Like good political philosophy, global justice philosophy should be relevant to the issues of the day and also persevere over time to help us guide thinking and action. This event brings together senior academics and international policy makers to push forward our theoretical scope and understanding of pressing policy issues.

Dr Sridhar Venkatapuram, founder of the IRG-GHJ and Associate Professor of Global Health & Philosophy at King’s College London

Formed in late 2020 by a group of international political philosophers, the IRG-GHJ aims to provide political philosophy perspectives on global health issues and the wider global injustices which are being made more visible in the context of the Covid-19 pandemic.

Dr Venkatapuram: “For many years, academics were focused on, ‘What we, as rich people or countries, ought to do for those poor people over there.’ The last three years has hopefully shown people the historical vacuum of such a perspective, and also how it completely erases the role of ‘we’ in creating the suffering ‘over there’. We need global justice philosophy to do better than reaffirm the global inequity in power and resources.”

Taking place online and in-person, at King’s College London’s Strand campus, day one of the event presents an exciting opportunity for doctoral students and post-doctoral researchers to showcase their current work on global justice. The intention is to create a space to discuss issues related to global justice among junior scholars and academics from various subdomains of philosophy, or philosophy-informed research.

On day two, senior philosophers and policy makers will present a series of academic-policy presentations. The three panels will focus on gender, sexuality and reproductive/sexual health and how it is affecting international relations; the persistence of racism in political theory and in large scale international aid programmes; and methodologies that can help recalibrate global justice philosophy to be more relevant, legitimate and useful.

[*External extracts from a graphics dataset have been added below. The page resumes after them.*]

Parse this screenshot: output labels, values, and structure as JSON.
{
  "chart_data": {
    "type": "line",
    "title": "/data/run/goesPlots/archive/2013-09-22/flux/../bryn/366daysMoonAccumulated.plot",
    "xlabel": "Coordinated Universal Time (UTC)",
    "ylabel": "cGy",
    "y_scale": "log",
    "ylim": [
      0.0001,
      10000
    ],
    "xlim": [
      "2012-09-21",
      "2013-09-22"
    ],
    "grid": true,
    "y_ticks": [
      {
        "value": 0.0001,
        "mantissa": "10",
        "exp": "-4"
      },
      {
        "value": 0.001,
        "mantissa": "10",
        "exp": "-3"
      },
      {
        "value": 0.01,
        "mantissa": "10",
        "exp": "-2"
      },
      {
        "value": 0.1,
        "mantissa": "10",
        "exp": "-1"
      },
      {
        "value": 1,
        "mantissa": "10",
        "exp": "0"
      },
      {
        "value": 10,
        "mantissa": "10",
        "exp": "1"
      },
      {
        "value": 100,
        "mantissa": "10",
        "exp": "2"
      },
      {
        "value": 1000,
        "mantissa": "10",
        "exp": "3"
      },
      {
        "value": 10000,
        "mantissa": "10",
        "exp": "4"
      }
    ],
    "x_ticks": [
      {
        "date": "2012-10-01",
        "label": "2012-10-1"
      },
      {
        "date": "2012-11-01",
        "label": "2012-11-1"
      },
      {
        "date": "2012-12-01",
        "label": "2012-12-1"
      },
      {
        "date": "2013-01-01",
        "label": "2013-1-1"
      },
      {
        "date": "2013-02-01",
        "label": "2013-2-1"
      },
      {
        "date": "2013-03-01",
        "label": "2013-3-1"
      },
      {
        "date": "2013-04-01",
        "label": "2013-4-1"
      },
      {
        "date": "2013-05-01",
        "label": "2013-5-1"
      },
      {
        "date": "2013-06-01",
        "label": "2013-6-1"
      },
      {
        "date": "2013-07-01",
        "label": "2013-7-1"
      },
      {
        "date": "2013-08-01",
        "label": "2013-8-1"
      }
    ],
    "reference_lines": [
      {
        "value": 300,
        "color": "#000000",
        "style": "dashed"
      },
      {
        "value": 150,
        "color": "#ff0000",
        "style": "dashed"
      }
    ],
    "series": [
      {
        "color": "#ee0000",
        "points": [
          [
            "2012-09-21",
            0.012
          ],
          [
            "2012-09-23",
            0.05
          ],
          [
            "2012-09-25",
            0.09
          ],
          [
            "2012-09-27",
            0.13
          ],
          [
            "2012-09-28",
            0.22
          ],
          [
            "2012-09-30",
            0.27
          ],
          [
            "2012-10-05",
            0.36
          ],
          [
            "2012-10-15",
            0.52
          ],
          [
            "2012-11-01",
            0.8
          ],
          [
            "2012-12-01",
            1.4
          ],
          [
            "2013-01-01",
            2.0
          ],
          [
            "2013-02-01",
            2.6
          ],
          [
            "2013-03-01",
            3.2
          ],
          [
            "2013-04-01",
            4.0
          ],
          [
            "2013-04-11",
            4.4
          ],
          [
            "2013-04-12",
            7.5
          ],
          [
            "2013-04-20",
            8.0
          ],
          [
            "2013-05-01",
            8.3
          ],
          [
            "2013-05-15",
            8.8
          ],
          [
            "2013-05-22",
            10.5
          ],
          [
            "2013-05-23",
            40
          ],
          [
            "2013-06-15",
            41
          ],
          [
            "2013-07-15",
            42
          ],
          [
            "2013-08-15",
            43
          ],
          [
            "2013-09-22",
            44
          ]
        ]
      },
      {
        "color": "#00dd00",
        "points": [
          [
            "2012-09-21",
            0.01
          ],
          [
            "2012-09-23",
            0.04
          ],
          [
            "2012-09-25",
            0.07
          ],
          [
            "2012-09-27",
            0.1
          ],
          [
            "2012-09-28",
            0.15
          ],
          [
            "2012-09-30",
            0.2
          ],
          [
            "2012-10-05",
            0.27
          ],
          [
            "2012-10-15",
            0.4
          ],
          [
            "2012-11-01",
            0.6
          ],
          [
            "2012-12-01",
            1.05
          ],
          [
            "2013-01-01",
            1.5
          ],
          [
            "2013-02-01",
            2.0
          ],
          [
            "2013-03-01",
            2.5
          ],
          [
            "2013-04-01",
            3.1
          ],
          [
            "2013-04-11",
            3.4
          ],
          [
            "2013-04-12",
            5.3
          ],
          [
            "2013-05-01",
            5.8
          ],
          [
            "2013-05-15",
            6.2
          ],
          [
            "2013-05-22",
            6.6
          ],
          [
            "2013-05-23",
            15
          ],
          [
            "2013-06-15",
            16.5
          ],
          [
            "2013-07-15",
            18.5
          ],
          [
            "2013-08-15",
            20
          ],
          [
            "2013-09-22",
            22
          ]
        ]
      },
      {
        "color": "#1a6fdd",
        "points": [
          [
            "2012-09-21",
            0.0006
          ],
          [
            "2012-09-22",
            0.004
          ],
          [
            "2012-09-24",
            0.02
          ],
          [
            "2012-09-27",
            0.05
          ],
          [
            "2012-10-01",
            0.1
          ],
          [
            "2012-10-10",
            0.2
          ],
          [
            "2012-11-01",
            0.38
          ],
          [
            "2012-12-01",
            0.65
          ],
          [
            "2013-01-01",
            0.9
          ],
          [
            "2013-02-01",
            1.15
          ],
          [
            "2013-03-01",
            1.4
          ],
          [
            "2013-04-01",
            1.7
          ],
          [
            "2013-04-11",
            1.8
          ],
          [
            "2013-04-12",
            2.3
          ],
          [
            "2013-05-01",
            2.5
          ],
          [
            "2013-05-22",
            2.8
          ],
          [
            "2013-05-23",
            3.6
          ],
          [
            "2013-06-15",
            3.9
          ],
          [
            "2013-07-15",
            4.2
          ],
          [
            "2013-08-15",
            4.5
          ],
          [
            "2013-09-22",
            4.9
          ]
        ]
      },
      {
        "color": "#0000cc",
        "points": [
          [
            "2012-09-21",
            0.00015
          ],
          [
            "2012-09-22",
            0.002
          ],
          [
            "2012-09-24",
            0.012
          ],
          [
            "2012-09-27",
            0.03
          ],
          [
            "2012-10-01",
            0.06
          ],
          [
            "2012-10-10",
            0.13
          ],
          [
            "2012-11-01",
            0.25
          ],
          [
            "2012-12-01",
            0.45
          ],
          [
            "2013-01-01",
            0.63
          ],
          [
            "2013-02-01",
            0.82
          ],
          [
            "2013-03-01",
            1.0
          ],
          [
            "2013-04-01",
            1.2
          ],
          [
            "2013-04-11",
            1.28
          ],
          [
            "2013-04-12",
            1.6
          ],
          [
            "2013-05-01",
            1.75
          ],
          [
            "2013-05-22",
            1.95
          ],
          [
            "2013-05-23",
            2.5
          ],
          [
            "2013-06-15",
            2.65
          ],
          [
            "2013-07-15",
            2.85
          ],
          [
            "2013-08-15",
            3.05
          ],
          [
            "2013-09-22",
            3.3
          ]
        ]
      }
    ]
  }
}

The event culminates in a public lecture by Dr Ayoade Olatunbosun-Alakija, World Health Organisation Special Envoy for and Co-Chair of the ACTAccelerator, a ground breaking global collaboration to accelerate development, production, and equitable access to COVID-19 tests, treatments, and vaccines. A leader in health policy and politics in Africa for several decades, Dr Alakija came to international prominence in late 2020 when she directly addressed racism in global health news reporting and become a vocal advocate for global vaccine inequity.